ESG-Kriterien
Rahmenwerk zur Bewertung von Unternehmen nach ökologischen, sozialen und Governance-Aspekten als Grundlage für nachhaltige Unternehmensführung und Investitionen.
ESG-Kriterien beschreiben drei Dimensionen, anhand derer sich die Nachhaltigkeitsleistung und Unternehmensverantwortung bewerten lassen: Environmental (Umwelt), Social (Soziales) und Governance (Unternehmensführung). Ursprünglich aus dem Bereich nachhaltiger Kapitalanlagen stammend, sind ESG-Kriterien heute für Unternehmen aller Branchen und Größen relevant.
Die drei Dimensionen im Detail
Environmental umfasst den Umgang eines Unternehmens mit natürlichen Ressourcen und dessen Beitrag zum Klimaschutz. Relevante Aspekte sind Treibhausgasemissionen, Energieeffizienz, Wasserverbrauch, Abfallmanagement und der Schutz von Ökosystemen.
Social beschreibt die Beziehung des Unternehmens zu seinen Mitarbeitenden, Lieferant:innen und der Gesellschaft. Dazu gehören Arbeitssicherheit, Diversität, faire Vergütung, Lieferkettenstandards und gesellschaftliches Engagement.
Governance betrifft die interne Steuerung und Kontrolle: Zusammensetzung und Unabhängigkeit des Aufsichtsrats, Vergütungsstrukturen, Transparenz, Antikorruptionsmaßnahmen und der Umgang mit Interessenkonflikten.
Regulatorischer Rahmen in der EU
Die EU hat die Anforderungen an ESG-Berichterstattung in den letzten Jahren erheblich ausgebaut. Zentrale Regelwerke sind:
| Regelwerk | Inhalt |
|---|---|
| CSRD (Corporate Sustainability Reporting Directive) | Berichtspflicht für Nachhaltigkeitsinformationen, schrittweise ab 2024 |
| ESRS (European Sustainability Reporting Standards) | Einheitliche Standards für die Nachhaltigkeitsberichterstattung |
| EU-Taxonomieverordnung | Klassifikationssystem für ökologisch nachhaltige Aktivitäten |
| SFDR (Sustainable Finance Disclosure Regulation) | Transparenzpflichten für Finanzprodukte und -dienstleister |
Für viele Unternehmen entstehen dadurch neue Pflichten in der Jahresabschluss- und Lageberichterstattung.
ESG im Controlling und Risikomanagement
Nachhaltigkeitsaspekte verändern die Arbeit im Controlling.
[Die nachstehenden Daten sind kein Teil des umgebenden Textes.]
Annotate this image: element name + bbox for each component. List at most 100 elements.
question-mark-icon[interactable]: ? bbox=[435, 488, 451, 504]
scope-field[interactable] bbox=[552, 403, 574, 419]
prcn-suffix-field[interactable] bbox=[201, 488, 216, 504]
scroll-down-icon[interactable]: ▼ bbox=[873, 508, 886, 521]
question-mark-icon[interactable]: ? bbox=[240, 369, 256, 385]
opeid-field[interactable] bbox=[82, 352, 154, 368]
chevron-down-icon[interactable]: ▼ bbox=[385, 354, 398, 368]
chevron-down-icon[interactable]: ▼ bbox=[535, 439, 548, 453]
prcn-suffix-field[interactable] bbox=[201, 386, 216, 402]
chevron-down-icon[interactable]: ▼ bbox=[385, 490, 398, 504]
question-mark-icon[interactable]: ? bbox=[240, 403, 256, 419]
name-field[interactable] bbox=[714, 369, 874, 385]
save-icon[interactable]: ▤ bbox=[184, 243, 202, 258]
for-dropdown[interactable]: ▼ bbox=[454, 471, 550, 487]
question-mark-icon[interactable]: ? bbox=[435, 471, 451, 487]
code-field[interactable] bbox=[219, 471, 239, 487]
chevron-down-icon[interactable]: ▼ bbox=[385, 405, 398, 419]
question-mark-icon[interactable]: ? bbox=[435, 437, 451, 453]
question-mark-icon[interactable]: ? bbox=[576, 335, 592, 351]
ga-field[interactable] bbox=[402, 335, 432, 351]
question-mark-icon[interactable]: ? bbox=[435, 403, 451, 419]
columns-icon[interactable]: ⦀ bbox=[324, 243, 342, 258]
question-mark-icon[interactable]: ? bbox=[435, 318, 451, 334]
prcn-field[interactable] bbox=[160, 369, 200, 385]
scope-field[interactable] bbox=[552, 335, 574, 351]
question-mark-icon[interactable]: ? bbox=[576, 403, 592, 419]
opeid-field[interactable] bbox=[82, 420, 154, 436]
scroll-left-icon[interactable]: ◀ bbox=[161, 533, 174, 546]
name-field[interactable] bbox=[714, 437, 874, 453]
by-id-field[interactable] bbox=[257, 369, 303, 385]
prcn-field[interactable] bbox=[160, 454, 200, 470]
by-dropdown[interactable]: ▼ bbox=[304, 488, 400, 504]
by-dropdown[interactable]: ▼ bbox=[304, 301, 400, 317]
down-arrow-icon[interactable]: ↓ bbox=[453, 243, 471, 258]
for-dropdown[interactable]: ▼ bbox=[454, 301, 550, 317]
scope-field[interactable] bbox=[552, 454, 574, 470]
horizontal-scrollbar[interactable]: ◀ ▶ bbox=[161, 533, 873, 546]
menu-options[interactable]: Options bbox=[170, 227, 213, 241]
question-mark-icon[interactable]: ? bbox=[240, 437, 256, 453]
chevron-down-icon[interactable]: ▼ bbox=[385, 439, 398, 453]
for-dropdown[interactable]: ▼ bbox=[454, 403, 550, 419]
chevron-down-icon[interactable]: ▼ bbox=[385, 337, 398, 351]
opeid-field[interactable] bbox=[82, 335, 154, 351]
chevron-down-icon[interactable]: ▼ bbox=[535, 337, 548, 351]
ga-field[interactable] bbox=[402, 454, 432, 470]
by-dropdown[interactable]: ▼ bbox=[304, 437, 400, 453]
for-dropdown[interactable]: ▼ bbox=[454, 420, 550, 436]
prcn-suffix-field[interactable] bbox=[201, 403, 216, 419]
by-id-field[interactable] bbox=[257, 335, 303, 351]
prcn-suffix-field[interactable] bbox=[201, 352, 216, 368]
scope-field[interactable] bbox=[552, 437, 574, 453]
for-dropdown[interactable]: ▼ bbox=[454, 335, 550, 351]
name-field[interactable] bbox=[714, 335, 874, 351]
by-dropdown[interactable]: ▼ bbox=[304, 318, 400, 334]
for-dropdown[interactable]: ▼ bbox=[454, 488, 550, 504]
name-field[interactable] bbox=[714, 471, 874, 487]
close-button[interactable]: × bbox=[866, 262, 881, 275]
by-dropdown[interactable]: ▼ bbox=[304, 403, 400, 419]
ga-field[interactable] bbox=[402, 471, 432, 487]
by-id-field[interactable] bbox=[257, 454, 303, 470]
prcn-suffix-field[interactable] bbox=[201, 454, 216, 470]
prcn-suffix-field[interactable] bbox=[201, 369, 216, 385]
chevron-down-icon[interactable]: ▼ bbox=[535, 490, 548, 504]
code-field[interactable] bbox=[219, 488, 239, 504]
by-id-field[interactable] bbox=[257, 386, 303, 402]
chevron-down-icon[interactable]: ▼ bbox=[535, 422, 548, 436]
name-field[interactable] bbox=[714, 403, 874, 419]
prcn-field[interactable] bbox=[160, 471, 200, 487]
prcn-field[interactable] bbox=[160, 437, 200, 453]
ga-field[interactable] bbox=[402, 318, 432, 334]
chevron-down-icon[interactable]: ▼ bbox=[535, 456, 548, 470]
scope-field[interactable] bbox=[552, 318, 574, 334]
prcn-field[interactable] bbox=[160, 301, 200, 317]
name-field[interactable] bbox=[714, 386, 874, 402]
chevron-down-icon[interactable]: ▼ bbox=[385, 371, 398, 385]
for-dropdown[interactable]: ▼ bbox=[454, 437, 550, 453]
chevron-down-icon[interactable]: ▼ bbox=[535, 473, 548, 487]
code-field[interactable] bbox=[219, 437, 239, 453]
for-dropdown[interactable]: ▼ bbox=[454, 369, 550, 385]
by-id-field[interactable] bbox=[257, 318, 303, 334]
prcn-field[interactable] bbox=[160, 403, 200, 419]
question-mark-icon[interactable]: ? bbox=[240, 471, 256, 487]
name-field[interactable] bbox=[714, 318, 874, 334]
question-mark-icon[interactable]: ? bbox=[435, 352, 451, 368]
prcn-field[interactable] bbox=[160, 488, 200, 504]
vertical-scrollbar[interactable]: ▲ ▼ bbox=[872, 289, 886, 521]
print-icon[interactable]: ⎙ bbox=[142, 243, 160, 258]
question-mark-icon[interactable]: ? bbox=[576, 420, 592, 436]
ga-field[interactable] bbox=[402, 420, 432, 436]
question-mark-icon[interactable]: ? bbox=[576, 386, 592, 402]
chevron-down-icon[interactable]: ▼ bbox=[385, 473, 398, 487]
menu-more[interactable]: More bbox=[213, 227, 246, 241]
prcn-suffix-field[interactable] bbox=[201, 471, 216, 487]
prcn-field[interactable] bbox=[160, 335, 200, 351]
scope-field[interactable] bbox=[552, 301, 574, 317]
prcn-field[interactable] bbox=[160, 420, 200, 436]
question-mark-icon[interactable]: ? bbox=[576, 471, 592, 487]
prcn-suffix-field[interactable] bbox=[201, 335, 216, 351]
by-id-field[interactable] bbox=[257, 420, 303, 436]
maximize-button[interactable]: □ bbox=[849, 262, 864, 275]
ESG-Kennzahlen fließen zunehmend in Planungsprozesse, Investitionsrechnung und die interne Berichterstattung ein. Dabei geht es nicht nur um Compliance: ESG-Daten liefern Frühwarnsignale für Reputations-, Regulierungs- und Lieferkettenrisiken.
Das Risikomanagement bewertet ESG-Faktoren als Teil des unternehmerischen Risikorahmens. Klimarisiken, soziale Lieferkettenvorfälle oder Governance-Schwächen können sich direkt auf den Unternehmenswert auswirken und gehören daher in die systematische Risikoanalyse.
ESG in der Praxis umsetzen
Die Einführung eines ESG-Managements beginnt mit einer Wesentlichkeitsanalyse: Welche ESG-Themen sind für das eigene Unternehmen und seine Stakeholder:innen besonders relevant? Aus dieser Grundlage heraus werden Ziele, Kennzahlen und Verantwortlichkeiten definiert.
Entscheidend ist die Integration in bestehende Managementsysteme. ESG-Management funktioniert am besten, wenn es nicht als separates Projekt betrieben wird, sondern in Strategie, Controlling und operative Prozesse eingebettet ist.
ESG als Wettbewerbsfaktor
Unternehmen, die ESG-Kriterien proaktiv adressieren, verschaffen sich Vorteile im Zugang zu Kapital, in der Lieferantenbeziehung und gegenüber Kund:innen, die auf nachhaltige Beschaffung achten. Auch die Arbeitgeberattraktivität wird zunehmend durch das ESG-Profil beeinflusst.